In a reactive environment in which an athlete might find themselves in an athletic position but not aware of which direction of movement comes next, I have seen many levels and abilities of athletes utilize a “plyo/false” step for advancing forward. (i.e. tennis, infielder in baseball, basketball, volleyball, football). An objective measurement would help settle this long standing debate, but is very difficult to control for in an open environment. The environmental context will change things and I think the “plyo/false” step might at times be an athlete’s most successful option...
The question remains for those coaches that believe you need to coach this instinctive false stepping out of the athlete, how does increasing conscious control in a reactive environment enhance an athlete’s success at getting from point A to a random point B as fast as possible?

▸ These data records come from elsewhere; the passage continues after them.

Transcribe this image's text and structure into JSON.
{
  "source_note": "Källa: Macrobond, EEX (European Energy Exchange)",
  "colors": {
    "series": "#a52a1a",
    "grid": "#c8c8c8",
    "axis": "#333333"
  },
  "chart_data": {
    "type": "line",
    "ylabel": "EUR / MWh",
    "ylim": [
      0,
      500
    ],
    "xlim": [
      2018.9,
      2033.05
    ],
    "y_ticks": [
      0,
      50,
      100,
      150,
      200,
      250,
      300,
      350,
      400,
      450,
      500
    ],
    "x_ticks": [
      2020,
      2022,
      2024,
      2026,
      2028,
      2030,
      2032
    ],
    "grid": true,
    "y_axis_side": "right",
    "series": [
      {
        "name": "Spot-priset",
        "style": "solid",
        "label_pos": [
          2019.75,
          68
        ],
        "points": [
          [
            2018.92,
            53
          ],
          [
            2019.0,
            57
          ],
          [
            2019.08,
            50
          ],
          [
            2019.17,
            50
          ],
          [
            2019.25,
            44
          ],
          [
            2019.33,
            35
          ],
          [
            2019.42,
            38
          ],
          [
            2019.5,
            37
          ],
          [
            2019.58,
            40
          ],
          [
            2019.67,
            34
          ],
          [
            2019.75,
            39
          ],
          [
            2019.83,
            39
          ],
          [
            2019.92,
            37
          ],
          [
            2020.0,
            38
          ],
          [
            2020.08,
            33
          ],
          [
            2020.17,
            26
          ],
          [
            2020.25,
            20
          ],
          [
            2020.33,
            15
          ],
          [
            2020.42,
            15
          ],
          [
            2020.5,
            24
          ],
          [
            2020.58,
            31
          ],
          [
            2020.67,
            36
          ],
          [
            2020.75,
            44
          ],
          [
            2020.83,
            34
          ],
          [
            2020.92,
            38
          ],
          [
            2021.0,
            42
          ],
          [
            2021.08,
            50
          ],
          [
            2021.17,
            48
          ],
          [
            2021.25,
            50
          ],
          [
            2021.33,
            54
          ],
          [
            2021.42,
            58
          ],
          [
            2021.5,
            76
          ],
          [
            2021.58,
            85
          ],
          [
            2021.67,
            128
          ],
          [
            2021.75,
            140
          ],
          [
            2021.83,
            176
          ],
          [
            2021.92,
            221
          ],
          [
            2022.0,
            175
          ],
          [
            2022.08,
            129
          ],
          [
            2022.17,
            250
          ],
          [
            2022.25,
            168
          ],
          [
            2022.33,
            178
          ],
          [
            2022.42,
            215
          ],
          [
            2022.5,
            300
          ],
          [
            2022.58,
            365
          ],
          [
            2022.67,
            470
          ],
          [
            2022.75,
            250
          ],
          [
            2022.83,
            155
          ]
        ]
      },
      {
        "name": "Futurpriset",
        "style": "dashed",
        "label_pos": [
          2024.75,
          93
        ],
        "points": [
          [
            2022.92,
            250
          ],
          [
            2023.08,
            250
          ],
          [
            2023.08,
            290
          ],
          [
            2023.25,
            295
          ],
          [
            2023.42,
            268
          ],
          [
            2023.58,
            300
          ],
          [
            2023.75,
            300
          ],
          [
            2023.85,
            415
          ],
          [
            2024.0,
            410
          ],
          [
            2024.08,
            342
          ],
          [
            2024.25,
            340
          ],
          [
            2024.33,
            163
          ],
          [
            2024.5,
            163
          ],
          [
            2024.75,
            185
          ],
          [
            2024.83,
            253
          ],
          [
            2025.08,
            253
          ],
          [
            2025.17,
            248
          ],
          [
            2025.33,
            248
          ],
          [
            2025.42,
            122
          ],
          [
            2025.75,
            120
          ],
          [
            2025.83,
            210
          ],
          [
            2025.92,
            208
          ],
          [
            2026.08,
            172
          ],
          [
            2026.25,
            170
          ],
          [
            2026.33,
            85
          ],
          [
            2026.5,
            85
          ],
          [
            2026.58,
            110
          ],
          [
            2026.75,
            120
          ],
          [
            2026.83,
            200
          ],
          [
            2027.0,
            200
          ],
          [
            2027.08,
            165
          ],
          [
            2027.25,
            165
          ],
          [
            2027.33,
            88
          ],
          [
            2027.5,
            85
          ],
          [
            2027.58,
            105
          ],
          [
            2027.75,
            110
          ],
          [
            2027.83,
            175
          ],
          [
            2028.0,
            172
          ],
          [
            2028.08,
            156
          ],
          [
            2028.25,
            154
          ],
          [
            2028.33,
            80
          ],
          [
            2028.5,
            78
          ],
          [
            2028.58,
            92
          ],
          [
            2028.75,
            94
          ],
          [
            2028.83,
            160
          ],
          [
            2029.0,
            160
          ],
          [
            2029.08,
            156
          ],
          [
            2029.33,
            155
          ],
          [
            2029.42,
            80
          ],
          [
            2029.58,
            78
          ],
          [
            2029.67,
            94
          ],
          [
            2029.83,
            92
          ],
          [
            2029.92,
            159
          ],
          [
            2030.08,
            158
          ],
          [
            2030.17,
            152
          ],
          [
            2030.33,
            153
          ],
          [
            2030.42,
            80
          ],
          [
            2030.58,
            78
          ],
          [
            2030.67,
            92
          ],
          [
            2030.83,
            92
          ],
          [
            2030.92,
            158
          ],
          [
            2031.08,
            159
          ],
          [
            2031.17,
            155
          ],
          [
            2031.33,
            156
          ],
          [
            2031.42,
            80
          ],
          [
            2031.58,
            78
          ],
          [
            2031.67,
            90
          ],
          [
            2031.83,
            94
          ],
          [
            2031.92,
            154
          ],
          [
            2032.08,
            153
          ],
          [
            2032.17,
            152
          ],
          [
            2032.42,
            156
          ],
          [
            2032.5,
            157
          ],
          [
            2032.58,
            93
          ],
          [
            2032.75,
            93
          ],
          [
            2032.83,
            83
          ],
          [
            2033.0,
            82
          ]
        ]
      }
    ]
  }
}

Research has shown that activity in the brains motor region can be detected 300 milliseconds prior to the person feeling he/she has decided to move. Lots of research in neuroscience regarding free will is pressing this issue too; regarding subconscious decisions vs. conscious ones and many are showing a delay in the time between the two.
Also, in the forward model of motor control, it’s stated that often the consciousness is alerted to movements/behaviors that are already being planned and performed, and isn’t necessarily ‘causing’ these behaviors/movements. To me, 300 milliseconds is a long time… and every time I line athletes up on the line in an athletic position with feet square to the finish for a 20 meter race (I did it with a group this morning) they all “plyo/false” step on “GO!”. Is every athlete wrong? Or do their bodies have something to say about this interplay with gravity and physics?
Working against the subconscious to NOT "false" step in certain situations would be an internal focus... less effective than external focus of attention: getting to point B as fast as possible. There are many factors to take into consideration when analyzing and deciphering training plans… in open sports, taking in the sensory information, interpreting, and decision making in the fastest manner possible is all part of the visible physical movements that we see in game action.